Anna has become much more aware of her limitations and often gets frustrated that she cannot do something. As a family we try to anticipate her needs and feelings, but we don’t always get them right. We try to give Anna as much independence as we possibly can and do activities that she can have full involvement in. This is very important to Anna and is a natural part of growing into adulthood. It’s a challenge to get this right as Anna needs 1 to 1 help with everything. She now has a motorised wheelchair with specialist seating. We asked if she could have training to drive her chair herself. This would give her so much independence and it’s important that she has control over areas of her life where she is able. Anna attends an amazing special school and they arranged for her to have a training course with whizz kids. I was so moved how Anna took this so seriously. You could see how much this meant to her. After a few months Anna had a driving test. She passed with flying colours! It’s so lovely to see Anna having fun in her chair and the independence it gives her. I have some very special memories of Anna wheeling up and down in the park with her siblings on bikes and scooters. It lifts my heart to see her not as a spectator but joyously taking part.

Anna has regular brain and spinal MRI scans to check the leptomengeal tumour. It is still growing slowly. She has specialist wheelchair seating and my husband and I provide Anna with 24 hour care. Anna gets severe pain and violent leg tremors which need medication and physiotherapist input.
She attends a special school when she is well enough and has an amazing time. They miss her happy bubbly personality when she is not there.
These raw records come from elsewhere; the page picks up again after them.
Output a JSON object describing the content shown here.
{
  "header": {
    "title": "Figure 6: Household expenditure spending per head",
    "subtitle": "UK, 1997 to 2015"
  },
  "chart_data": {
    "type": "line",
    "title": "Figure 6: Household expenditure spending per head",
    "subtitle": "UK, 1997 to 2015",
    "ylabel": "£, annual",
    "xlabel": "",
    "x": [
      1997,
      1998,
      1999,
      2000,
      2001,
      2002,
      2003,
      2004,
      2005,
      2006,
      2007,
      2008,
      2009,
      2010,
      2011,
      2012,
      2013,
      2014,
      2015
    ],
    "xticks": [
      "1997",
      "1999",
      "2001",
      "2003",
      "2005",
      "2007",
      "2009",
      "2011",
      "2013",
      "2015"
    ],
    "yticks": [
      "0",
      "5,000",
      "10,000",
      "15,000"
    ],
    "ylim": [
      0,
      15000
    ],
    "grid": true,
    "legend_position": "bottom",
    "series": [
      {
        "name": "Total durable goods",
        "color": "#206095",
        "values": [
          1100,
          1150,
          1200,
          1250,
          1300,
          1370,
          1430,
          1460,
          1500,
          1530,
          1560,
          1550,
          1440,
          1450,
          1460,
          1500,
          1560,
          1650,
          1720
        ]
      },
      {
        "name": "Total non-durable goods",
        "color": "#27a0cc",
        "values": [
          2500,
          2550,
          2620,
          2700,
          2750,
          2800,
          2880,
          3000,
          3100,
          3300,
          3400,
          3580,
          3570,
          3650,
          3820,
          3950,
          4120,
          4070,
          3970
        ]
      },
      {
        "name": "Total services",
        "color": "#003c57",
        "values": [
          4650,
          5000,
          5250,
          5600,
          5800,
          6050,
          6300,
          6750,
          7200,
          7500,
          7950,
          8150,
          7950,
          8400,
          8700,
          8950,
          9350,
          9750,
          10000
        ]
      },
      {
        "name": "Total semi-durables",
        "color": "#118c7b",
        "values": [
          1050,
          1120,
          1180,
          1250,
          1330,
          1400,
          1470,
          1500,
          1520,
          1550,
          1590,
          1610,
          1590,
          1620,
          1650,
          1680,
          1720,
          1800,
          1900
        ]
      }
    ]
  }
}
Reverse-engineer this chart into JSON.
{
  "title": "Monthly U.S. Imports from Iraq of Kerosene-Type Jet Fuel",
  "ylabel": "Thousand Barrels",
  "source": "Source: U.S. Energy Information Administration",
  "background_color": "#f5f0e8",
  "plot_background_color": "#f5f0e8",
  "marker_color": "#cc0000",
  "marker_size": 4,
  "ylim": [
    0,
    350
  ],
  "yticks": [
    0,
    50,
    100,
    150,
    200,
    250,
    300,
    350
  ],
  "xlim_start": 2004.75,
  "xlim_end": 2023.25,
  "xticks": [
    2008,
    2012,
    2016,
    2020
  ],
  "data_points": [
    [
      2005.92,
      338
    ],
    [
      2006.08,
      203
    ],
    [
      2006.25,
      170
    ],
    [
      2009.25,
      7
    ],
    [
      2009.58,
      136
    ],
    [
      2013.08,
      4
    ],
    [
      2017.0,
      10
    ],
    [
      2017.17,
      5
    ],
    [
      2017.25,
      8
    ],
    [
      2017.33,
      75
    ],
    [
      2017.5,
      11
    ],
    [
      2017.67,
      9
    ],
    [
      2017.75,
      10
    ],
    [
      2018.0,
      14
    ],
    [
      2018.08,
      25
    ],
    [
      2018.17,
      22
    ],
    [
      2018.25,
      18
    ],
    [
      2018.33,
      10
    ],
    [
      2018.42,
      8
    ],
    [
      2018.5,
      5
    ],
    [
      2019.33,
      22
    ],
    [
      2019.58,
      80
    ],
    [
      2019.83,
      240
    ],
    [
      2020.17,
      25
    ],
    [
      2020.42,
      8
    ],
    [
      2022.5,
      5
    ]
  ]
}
School have been so supportive, and Anna spends part of her day in her wheelchair and the other part on a specialist bed. Unfortunately, she is taking more and more time in her bed due to the pressure on her spine.

A few years ago, we were asked by her paediatrician if we’d thought about visiting the local children’s hospice. This was a big jump for us all. I thought hospices were for end stage and we weren’t ready for this. We hesitantly went along for a visit, and it was a very different experience from what we anticipated. Everyone was so friendly, and the place was vibrant and full of laughter. We go a few times a year as a family for respite stays. They have sibling workers at the hospice that work along with Anna’s siblings. This is very important as the whole family are affected when you are living with a terminal diagnosis. It has been a lifeline for us the past 8 years.

Anna is approaching 18 in March which is something we didn’t think possible early on. Every day I look at my beautiful girl and think how blessed we are to have such a wonderful, caring, and inspiring young lady. She has a special gift of touching the heart of all she meets. It’s an honour to be her Mum. Yes, life has thrown more at us as a family than I ever knew would be possible to cope with, but it has also given us such a close happy bond as a family and Anna has enriched our lives more than we could ever have imagined.